Don’t just catalog the latest health disparities, he recommended: “Actually getting into communities and implementing strategies or solutions that help move the needle” also is crucial.

Policymakers are most easily swayed by a narrative that stresses concrete community improvements that might come if health disparities are addressed, Purnell said. “It’s important not just to tell a moral story, but to tell an economic story. If the moral story would have held sway, we would have solved the problem by now.”

Thus, in reported FSA results he emphasizes a $4 billion impact that would come to the local economy if more African Americans graduated from high school and spent more money on everything from groceries to housing. “The business and policy people, their ears begin to perk up,” he said.

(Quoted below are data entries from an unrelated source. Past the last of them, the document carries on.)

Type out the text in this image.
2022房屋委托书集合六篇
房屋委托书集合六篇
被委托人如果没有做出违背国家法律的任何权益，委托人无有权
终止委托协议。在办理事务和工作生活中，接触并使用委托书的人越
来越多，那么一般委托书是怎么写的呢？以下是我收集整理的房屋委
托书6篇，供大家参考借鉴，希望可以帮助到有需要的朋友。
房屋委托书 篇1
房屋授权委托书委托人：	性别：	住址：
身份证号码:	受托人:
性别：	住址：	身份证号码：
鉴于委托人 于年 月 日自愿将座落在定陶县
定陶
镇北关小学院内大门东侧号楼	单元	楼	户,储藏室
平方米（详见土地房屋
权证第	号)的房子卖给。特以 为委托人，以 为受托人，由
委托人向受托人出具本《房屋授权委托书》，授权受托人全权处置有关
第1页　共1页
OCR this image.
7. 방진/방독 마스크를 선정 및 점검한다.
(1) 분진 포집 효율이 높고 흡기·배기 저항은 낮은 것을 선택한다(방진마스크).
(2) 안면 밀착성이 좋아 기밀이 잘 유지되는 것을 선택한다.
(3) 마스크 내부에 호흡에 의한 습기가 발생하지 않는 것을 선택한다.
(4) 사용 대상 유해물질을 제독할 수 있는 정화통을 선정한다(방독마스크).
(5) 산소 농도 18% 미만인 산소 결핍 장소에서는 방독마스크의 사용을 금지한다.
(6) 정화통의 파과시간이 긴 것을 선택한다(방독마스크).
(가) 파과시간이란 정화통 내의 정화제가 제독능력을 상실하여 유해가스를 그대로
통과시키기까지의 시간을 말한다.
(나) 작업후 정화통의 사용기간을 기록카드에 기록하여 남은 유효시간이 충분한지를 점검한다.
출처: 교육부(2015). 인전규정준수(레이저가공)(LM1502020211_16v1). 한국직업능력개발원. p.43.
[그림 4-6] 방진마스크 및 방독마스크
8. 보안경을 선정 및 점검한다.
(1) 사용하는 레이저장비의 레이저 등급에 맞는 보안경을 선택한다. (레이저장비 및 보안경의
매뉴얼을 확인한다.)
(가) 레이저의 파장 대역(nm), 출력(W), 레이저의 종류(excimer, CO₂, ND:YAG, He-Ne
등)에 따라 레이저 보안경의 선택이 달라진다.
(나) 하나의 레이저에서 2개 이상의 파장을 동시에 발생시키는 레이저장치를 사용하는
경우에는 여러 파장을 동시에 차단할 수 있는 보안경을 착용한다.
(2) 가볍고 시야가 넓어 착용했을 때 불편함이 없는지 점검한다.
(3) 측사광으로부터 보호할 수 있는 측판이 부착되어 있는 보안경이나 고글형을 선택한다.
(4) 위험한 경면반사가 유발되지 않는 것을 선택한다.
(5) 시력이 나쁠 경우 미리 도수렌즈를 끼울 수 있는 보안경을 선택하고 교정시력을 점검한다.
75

FSA reports also emphasize a $65 million savings in health care, including mental health care, that would come from local black communities fostering better lives.

Among the FSA’s recommendations are: improving the quality of early childhood development programs; bringing health intervention programs to schools, along with programs to improve students’ mental health, nutrition and physical activities; investing in quality neighborhood services such as grocery stores, banks, parks and affordable and safe housing; and expanding chronic disease prevention and management.

The 2014 Michael Brown shooting in Ferguson brought the FSA’s conclusions much greater attention than Purnell had expected: “Suddenly this work takes on broader promise. People are looking to our data to find out what happened and why it happened.”

Still, he said: “Did any of this matter, is the question. Will messages reach intended audiences? Can community members be engaged, mobilized to respond to this information?” And will practices and policies change?

Thus, marketing has become Purnell’s emphasis since the FSA issued its first policy papers. FSA representatives have met with more than 200 St. Louis groups as well as local officials. They have produced a website and videos to promote their results and recommendations, and are active on social media. They’ve used the FSA recommendations to form different local discussion groups, as well as “action tool kits” for community groups to use, and now are creating groups to strategize implementation of FSA recommendations.

A balance of black and white people, reflecting St. Louis County demographics, has been involved in such efforts, he said. Even the local commission charged with reporting on the Ferguson shooting said the FSA was valuable in helping reach its conclusions, Purnell noted.

Although it is still too early to measure results from the FSA, he concluded, “we believe we’re reaching the intended audience.”